5 Masalah Pensiun yang Dihadapi Dunia, Indonesia Bagaimana?

Di Indonesia, dana pensiun sepertinya bukan hal yang darurat. Sebagai negara berkembang, banyak orang belum memikirkan masa depan karena masih berjuang untuk masa sekarang.

Agak miris ya tapi memang demikian kenyataannya. Negara dengan sistem pensiun yang terbaik di dunia tahun 2018 menurut data Australian Centre for Financial Studies adalah Belanda, Denmark, Finlandia, Australia, dan Swedia.

hold_hand

Melihat data dari Bank Dunia tahun 2016, negara yang duduk di 5 besar itu tidak berubah banyak. Pertama tetap Belanda, disusul Islandia, Swiss, Amerika, dan Australia.

Indonesia duduk di posisi 69 pada 2016 dan 26 di tahun 2018. Tidak bisa dibilang naik atau turun ya karena keduanya berasal dari riset yang berbeda. Tapi terlihatlah kalau Indonesia masih jauh menganggap dana pensiun sebagai masalah besar.

(Baca: Negara Ramah Lansia, Negara yang Seperti Apa?)

Dana pensiun ini bisa dari mana saja. Bisa dari pemerintah untuk para ASN, dari perusahaan BUMN, atau memang mengumpulkan pribadi lewat DPLK (dana pensiun lembaga keuangan).

Di Indonesia, dana pensiun ini sudah ada regulasinya di UU No 11 Tahun 1992 tentang Dana Pensiun. Jadi aturannya sudah jelas dan lengkap, hanya saja memang orang belum tertarik atau belum terpikir untuk menyisihkan uang mereka untuk dana pensiun.

Apa yang jadi masalah dari dana pensiun ini? Ada beberapa masalah dan ini dihadapi oleh negara di seluruh dunia. Tak hanya negara berkembang seperti Indonesia. Apa saja?

1. Orang hidup lebih lama

Dibanding zaman dahulu, orang zaman sekarang cenderung hidup lebih lama. Dengan demikian, dana pensiun yang dibutuhkan pun jadi jauh lebih besar. Jika pemerintah yang membayarkan pensiunnya seperti ASN, usia panjang ini akan jadi beban bagi pemerintah.

Dan ini tentu bukan hanya dialami Indonesia ya.
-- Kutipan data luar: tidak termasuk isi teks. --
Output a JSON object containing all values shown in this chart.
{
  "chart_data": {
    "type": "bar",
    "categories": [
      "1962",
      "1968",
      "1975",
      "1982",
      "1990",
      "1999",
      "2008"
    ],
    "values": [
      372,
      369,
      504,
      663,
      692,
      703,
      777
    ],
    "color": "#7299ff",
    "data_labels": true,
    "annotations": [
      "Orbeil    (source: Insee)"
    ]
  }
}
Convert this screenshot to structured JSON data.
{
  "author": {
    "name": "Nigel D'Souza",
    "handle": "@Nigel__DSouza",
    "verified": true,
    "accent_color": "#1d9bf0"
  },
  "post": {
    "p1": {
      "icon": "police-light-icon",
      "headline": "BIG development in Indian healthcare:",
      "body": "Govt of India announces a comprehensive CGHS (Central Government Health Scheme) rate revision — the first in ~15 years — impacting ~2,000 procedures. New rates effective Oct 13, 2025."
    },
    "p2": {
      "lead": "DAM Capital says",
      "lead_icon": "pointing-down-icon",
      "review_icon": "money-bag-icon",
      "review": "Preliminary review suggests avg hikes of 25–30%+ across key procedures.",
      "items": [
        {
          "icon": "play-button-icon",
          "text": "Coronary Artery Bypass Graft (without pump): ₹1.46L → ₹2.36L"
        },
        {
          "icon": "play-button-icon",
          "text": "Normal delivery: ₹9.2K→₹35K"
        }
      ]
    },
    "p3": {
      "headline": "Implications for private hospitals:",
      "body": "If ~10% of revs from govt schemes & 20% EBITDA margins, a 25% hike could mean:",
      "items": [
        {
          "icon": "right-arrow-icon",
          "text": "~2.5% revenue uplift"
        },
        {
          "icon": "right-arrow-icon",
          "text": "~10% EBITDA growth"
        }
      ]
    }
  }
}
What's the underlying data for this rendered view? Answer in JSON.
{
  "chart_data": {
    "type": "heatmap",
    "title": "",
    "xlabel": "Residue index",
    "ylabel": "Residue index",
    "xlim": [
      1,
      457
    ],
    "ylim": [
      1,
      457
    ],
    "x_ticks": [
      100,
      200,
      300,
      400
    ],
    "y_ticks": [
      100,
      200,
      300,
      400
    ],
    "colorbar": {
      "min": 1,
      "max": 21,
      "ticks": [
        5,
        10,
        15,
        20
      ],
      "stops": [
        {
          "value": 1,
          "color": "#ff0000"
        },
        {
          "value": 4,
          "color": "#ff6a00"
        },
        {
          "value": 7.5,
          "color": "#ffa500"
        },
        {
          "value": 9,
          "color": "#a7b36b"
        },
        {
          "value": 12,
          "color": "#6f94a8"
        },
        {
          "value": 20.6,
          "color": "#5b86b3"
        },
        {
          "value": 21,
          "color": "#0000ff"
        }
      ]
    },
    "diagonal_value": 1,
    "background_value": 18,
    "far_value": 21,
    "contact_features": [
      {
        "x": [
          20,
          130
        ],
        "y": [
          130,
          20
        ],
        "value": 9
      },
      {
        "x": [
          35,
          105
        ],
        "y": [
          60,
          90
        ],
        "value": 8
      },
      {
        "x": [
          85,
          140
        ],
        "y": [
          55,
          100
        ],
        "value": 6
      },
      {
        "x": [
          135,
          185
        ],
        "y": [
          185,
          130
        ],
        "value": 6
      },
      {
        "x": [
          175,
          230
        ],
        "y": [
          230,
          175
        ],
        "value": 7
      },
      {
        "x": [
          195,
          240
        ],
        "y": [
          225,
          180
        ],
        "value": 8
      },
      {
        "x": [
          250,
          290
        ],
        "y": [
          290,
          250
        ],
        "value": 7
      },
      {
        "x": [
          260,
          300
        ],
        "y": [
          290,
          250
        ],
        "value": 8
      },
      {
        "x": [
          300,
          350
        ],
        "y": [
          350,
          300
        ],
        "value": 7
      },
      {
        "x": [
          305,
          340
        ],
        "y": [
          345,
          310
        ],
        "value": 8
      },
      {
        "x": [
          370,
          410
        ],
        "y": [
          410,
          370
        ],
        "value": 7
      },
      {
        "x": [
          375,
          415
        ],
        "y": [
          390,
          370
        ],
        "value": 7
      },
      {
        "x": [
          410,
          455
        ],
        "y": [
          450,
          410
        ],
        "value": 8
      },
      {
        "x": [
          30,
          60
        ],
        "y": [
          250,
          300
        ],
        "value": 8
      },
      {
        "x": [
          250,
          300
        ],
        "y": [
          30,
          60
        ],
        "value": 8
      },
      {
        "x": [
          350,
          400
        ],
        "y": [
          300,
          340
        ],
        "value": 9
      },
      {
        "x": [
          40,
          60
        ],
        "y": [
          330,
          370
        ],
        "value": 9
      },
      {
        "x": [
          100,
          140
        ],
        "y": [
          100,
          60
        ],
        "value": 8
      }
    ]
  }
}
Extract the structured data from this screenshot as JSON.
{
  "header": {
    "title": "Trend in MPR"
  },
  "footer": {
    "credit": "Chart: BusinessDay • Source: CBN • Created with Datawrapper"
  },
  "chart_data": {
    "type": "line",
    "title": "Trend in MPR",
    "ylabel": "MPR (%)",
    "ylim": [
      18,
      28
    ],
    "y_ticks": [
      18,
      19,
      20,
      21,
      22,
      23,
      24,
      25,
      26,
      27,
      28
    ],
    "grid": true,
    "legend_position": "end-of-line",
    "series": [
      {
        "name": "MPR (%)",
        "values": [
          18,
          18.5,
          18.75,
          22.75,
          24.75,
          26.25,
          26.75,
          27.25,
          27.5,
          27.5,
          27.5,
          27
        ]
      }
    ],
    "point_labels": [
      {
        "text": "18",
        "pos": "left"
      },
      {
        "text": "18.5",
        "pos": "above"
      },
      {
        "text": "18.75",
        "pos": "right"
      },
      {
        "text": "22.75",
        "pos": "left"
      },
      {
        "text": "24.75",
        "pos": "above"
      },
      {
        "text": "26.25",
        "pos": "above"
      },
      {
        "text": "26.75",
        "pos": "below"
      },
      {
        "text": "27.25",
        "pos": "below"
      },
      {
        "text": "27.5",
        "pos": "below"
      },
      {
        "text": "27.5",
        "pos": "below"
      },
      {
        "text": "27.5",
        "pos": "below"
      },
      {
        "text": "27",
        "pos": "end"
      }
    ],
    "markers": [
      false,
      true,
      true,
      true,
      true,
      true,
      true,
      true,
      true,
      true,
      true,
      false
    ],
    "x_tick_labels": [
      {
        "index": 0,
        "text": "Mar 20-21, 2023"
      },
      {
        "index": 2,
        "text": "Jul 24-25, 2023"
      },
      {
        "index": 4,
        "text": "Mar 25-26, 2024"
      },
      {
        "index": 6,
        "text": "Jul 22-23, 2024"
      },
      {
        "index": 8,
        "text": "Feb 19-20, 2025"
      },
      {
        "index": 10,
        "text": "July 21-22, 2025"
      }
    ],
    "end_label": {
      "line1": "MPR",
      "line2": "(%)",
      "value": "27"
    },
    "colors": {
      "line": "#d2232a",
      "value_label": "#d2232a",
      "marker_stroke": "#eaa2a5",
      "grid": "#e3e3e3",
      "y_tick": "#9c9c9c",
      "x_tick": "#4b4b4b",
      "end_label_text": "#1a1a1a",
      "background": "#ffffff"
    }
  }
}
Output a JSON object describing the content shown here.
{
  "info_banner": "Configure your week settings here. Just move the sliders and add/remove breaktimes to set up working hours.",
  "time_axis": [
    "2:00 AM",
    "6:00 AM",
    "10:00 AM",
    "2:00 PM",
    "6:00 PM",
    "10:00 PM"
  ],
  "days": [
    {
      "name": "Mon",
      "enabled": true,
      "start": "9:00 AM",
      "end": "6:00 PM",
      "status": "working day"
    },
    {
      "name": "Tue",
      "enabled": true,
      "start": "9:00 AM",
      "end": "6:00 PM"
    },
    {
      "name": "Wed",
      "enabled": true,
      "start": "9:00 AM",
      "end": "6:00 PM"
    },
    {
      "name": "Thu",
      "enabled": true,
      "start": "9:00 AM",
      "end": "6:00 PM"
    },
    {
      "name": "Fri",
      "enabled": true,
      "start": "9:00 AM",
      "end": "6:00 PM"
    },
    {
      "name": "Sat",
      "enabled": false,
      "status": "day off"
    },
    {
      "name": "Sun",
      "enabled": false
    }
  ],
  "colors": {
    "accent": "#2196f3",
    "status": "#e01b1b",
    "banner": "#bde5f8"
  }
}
Di berbagai negara Eropa, harapan hidup bertambah 10 tahun. Di Jepang, bahkan bertambah 16 tahun. Bayangkan harus menanggung hidup semua pensiunan selama 16 tahun tambahan dibanding uang yang sudah disiapkan sebelumnya.

2. Ada gap antara jumlah dana pensiun yang dibutuhkan dan yang ditabung

Saat pensiun, kita bisa menghabiskan 20 tahun tidak produktif bekerja. Dalam 20 tahun itu tentu ada inflasi setiap tahunnya. Sementara kita saja produktif bekerja selama sekitar 40 tahun (anggap dari usia 20 hingga 60 tahun). Dengan 40 tahun bekerja, kita harus menghidupi diri sendiri selama 40 tahun dan harus menabung untuk 20 tahun masa pensiun kan. Memang berat sekali terutama kalau tidak dimulai sejak dini.

(Baca: Tarif Bulanan Panti Jompo & Rusun Khusus Lansia dari yang Biasa Hingga Eksklusif)

3. Lebih berat bagi perempuan

Masih banyak negara yang membayar perempuan lebih rendah. Otomatis uang pensiun mereka di masa depan pun akan lebih rendah. Beruntung di Indonesia, sejauh yang saya tahu, tidak ada ya perbedaan gaji antara laki-laki dan perempuan. Meskipun masih banyak sekali PR besar seperti hak-hak perempuan di dunia kerja.

4. Persoalan yang berputar

Yes, ini bagian paling berat. Orang tua yang tidak punya dana pensiun akan jadi beban untuk anaknya sehingga anaknya tidak bisa menabung juga untuk dana pensiun. Persoalannya akan terus berputar dan sulit diputus.

Itu sebabnya, perencanaan keuangan itu sangat penting dan harus dimulai sejak dini. Sudah siapkan dana pensiun belum?